I shake my head, still biting my lip as I stare at him.

“He reminded me that I might not be ready for this, but he would help me get ready. My family and friends would help me get ready. So I’ll say the same thing to you.”

I can’t help the short burst of laughter that pops out of my mouth. “I don’t have anyone to help me get ready.”

Luc tilts his head and blinks a few times. “You have me. But what about your family?”

“No one,” I repeat, and he opens his mouth I can tell to throw out possibilities to me. I shut it when I say, “I have no close friends. My parents aren’t an option.”

With eyebrows raised, Luc asks, “Where are they?”

“Currently sunning in Greece,” I say in a flat voice. “No other family.”

“None?” I can tell this concept is foreign to him by the disbelief in his voice.

“I’ve got a few aunts, uncles, and cousins, but I don’t know them.”

“And no friends?” he asks again, because, well…that’s just pathetic, right?

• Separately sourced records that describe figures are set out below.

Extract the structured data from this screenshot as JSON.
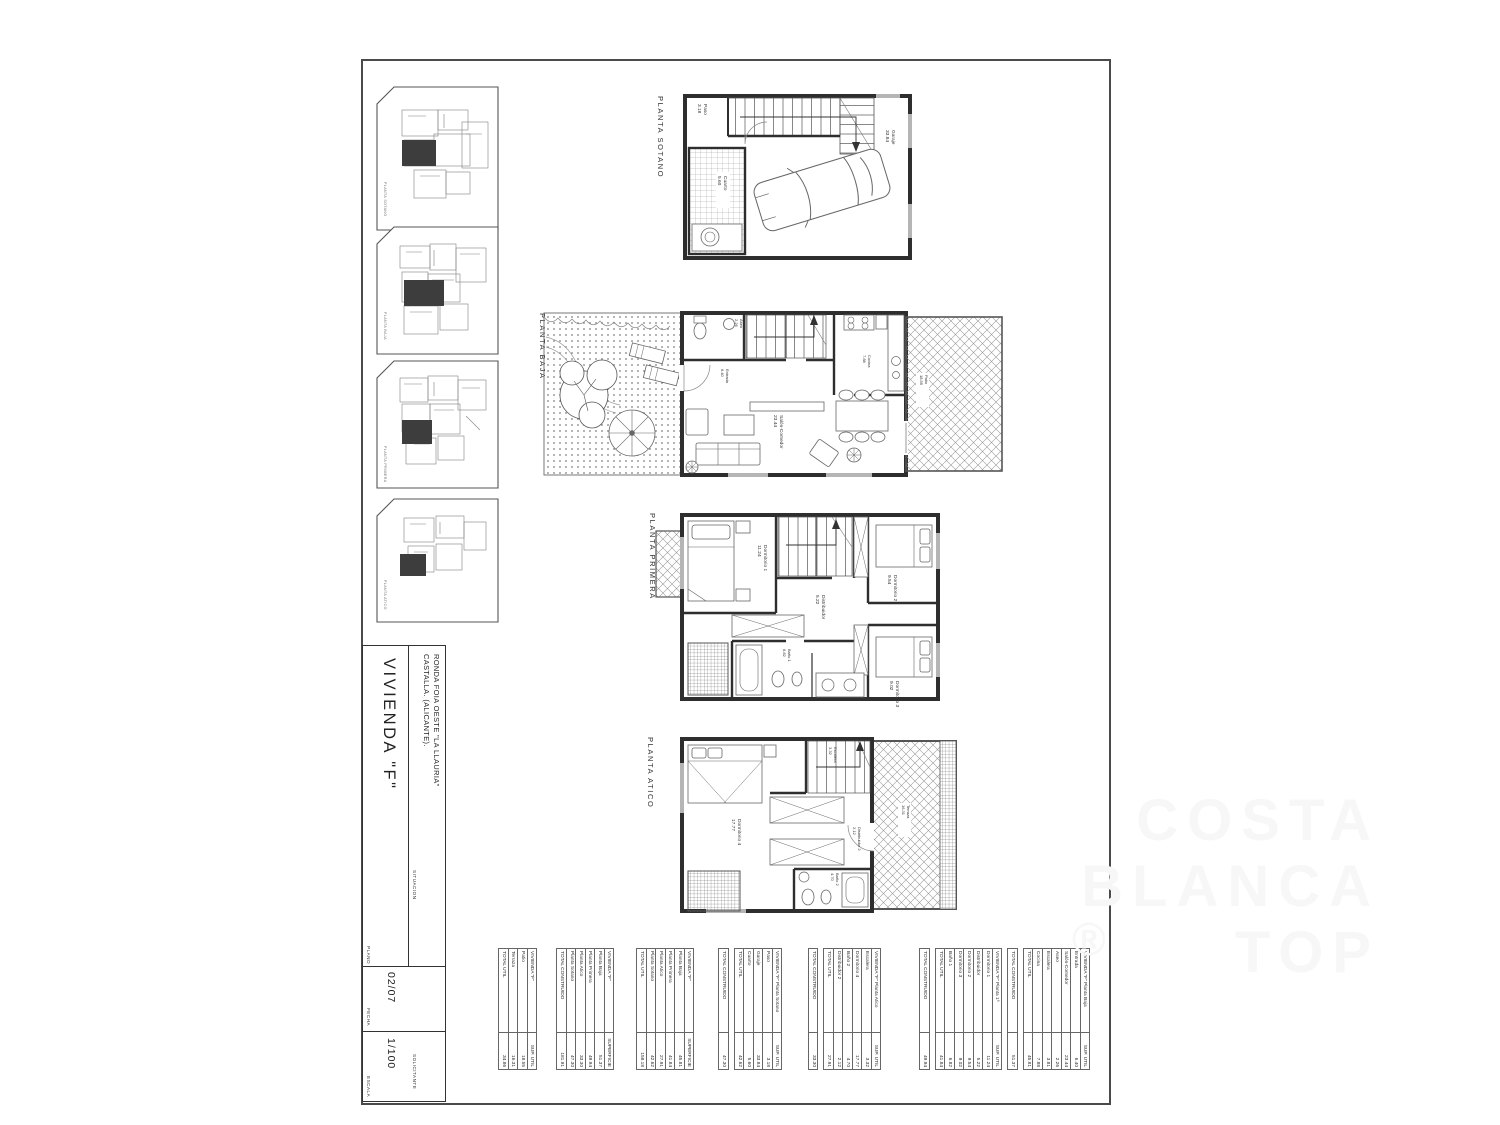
{
  "title_block": {
    "plano_label": "PLANO",
    "vivienda": "VIVIENDA \"F\"",
    "situacion_label": "SITUACION",
    "situacion_line1": "RONDA FOIA OESTE \"LA LLAURIA\"",
    "situacion_line2": "CASTALLA.  (ALICANTE).",
    "fecha_label": "FECHA",
    "fecha": "02/07",
    "escala_label": "ESCALA",
    "escala": "1/100",
    "solicitante_label": "SOLICITANTE"
  },
  "plans": {
    "sotano": {
      "label": "PLANTA SOTANO",
      "rooms": {
        "paso": {
          "name": "Paso",
          "area": "3.18"
        },
        "garaje": {
          "name": "Garaje",
          "area": "33.84"
        },
        "cuarto": {
          "name": "Cuarto",
          "area": "5.60"
        }
      }
    },
    "baja": {
      "label": "PLANTA BAJA",
      "unit_letter": "F",
      "rooms": {
        "aseo": {
          "name": "Aseo",
          "area": "2.26"
        },
        "entrada": {
          "name": "Entrada",
          "area": "6.40"
        },
        "cocina": {
          "name": "Cocina",
          "area": "7.88"
        },
        "salon": {
          "name": "Salón-Comedor",
          "area": "23.44"
        },
        "patio": {
          "name": "Patio",
          "area": "18.55"
        }
      }
    },
    "primera": {
      "label": "PLANTA PRIMERA",
      "rooms": {
        "dorm1": {
          "name": "Dormitorio 1",
          "area": "11.24"
        },
        "distribuidor": {
          "name": "Distribuidor",
          "area": "5.22"
        },
        "dorm2": {
          "name": "Dormitorio 2",
          "area": "9.54"
        },
        "dorm3": {
          "name": "Dormitorio 3",
          "area": "9.02"
        },
        "bano1": {
          "name": "Baño 1",
          "area": "6.82"
        }
      }
    },
    "atico": {
      "label": "PLANTA ATICO",
      "rooms": {
        "escalera": {
          "name": "Escalera",
          "area": "3.32"
        },
        "dorm4": {
          "name": "Dormitorio 4",
          "area": "17.77"
        },
        "distribuidor2": {
          "name": "Distribuidor 2",
          "area": "2.12"
        },
        "bano2": {
          "name": "Baño 2",
          "area": "4.70"
        },
        "terraza": {
          "name": "Terraza",
          "area": "16.31"
        }
      }
    }
  },
  "thumbnails": [
    {
      "label": "PLANTA SOTANO"
    },
    {
      "label": "PLANTA BAJA"
    },
    {
      "label": "PLANTA PRIMERA"
    },
    {
      "label": "PLANTA ATICO"
    }
  ],
  "tables": [
    {
      "id": "exterior",
      "header": "VIVIENDA \"F\"",
      "value_header": "SUP. UTIL",
      "rows": [
        {
          "name": "Patio",
          "value": "18.55"
        },
        {
          "name": "Terraza",
          "value": "16.31"
        }
      ],
      "total_label": "TOTAL UTIL",
      "total": "34.86"
    },
    {
      "id": "total-construido",
      "header": "VIVIENDA \"F\"",
      "value_header": "SUPERFICIE",
      "rows": [
        {
          "name": "Planta Baja",
          "value": "51.37"
        },
        {
          "name": "Planta Primera",
          "value": "49.94"
        },
        {
          "name": "Planta Atico",
          "value": "33.30"
        },
        {
          "name": "Planta Sotano",
          "value": "47.30"
        }
      ],
      "total_label": "TOTAL CONSTRUIDO",
      "total": "181.91"
    },
    {
      "id": "total-util",
      "header": "VIVIENDA \"F\"",
      "value_header": "SUPERFICIE",
      "rows": [
        {
          "name": "Planta Baja",
          "value": "45.81"
        },
        {
          "name": "Planta Primera",
          "value": "41.84"
        },
        {
          "name": "Planta Atico",
          "value": "27.91"
        },
        {
          "name": "Planta Sotano",
          "value": "42.62"
        }
      ],
      "total_label": "TOTAL UTIL",
      "total": "158.18"
    },
    {
      "id": "planta-sotano",
      "header": "VIVIENDA \"F\" Planta Sotano",
      "value_header": "SUP. UTIL",
      "rows": [
        {
          "name": "Paso",
          "value": "3.18"
        },
        {
          "name": "Garaje",
          "value": "33.84"
        },
        {
          "name": "Cuarto",
          "value": "5.60"
        }
      ],
      "total_label": "TOTAL UTIL",
      "total": "42.62",
      "constructed_label": "TOTAL CONSTRUIDO",
      "constructed": "47.30"
    },
    {
      "id": "planta-atico",
      "header": "VIVIENDA \"F\" Planta Atico",
      "value_header": "SUP. UTIL",
      "rows": [
        {
          "name": "Escalera",
          "value": "3.32"
        },
        {
          "name": "Dormitorio 4",
          "value": "17.77"
        },
        {
          "name": "Baño 2",
          "value": "4.70"
        },
        {
          "name": "Distribuidor 2",
          "value": "2.12"
        }
      ],
      "total_label": "TOTAL UTIL",
      "total": "27.91",
      "constructed_label": "TOTAL CONSTRUIDO",
      "constructed": "33.30"
    },
    {
      "id": "planta-primera",
      "header": "VIVIENDA \"F\" Planta 1ª",
      "value_header": "SUP. UTIL",
      "rows": [
        {
          "name": "Dormitorio 1",
          "value": "11.24"
        },
        {
          "name": "Distribuidor",
          "value": "5.22"
        },
        {
          "name": "Dormitorio 2",
          "value": "9.54"
        },
        {
          "name": "Dormitorio 3",
          "value": "9.02"
        },
        {
          "name": "Baño 1",
          "value": "6.82"
        }
      ],
      "total_label": "TOTAL UTIL",
      "total": "41.84",
      "constructed_label": "TOTAL CONSTRUIDO",
      "constructed": "49.94"
    },
    {
      "id": "planta-baja",
      "header": "VIVIENDA \"F\" Planta Baja",
      "value_header": "SUP. UTIL",
      "rows": [
        {
          "name": "Entrada",
          "value": "6.40"
        },
        {
          "name": "Salón-Comedor",
          "value": "23.44"
        },
        {
          "name": "Aseo",
          "value": "2.26"
        },
        {
          "name": "Escalera",
          "value": "3.81"
        },
        {
          "name": "Cocina",
          "value": "7.88"
        }
      ],
      "total_label": "TOTAL UTIL",
      "total": "45.81",
      "constructed_label": "TOTAL CONSTRUIDO",
      "constructed": "51.37"
    }
  ],
  "watermark": {
    "line1": "COSTA",
    "line2": "BLANCA",
    "line3": "TOP",
    "registered": "®"
  },
  "colors": {
    "wall": "#2e2e2e",
    "thin_line": "#666666",
    "window_fill": "#b5b5b5",
    "highlight_unit": "#3d3d3d",
    "watermark": "#f7f7f7"
  }
}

My face heats with embarrassment. I mean, who in the fuck doesn’t have at least one good friend in their life?

So I turn defensive because I’m not sure I can really explain why I can’t connect to people on a deeper level. “That’s by my choice.”

“But your lack of family isn’t?” he throws back at me.

“No, that’s not by my choice,” I whisper. “I was never given the choice.”

Luc drops his face closer to mine. “I don’t understand. What’s that mean?”

My eyes drop to his shoulder, as I’m unable to answer his question.

“Stephy,” Luc murmurs soothingly as his hand comes to my chin, tilting my face back so I look at him. “What’s the deal with your family? You can trust me.”

No one’s ever insisted on this information. I’ve been on plenty of dates or met potential new friends who are naturally curious, and talking about family is something that most people do. But the minute someone wants to know about my family and get close to me with that knowledge, I shut them down. I close off completely.

I was successful putting Luc off that day at lunch and I could easily do the same now.

But for some reason, the way those warm hazel eyes are leveled at me with a need to understand, makes some of the anxiety in my chest break loose.

So I decide to give him just a little something in the hopes it will make him understand my insecurities and accept the faults that come with them. “My parents are virtual strangers to me.”

“Why?” he asks, his voice raspy with emotion because he just got a taste as well of the flatness in my voice that happens when I talk about them. It’s the way I have to keep the emotional distance from the pain they’ve inflicted on me.

“My parents never wanted children,” I tell him, and his brows furrow deeply inward at my confession. “I was an accident, born to two completely self-absorbed, powerful, highly successful people who didn’t have time to devote to kids when they had to cultivate their success.”

“How do you know this?” Luc asks, and I can tell by the fury in his voice and the heat in his eyes that there was no way he’d ever turn his back on his child. He may have been scared at first, and he may be a playboy, but Luc is a family man for sure.

He’d never want to know that I’d sneak around our huge mansion and spy on my parents just so I could see them. How I witnessed them have millions of conversations with each other, and it was never about me. Or how when I’d done something bad, they would remind me of why they didn’t want kids. It was a common tactic they used to get me to behave, but all it did was make me act out more so I could be noticed.

I can’t tell him any of that because it’s almost unbelievable that two people who created the miracle of human life could be so detached and neglectful.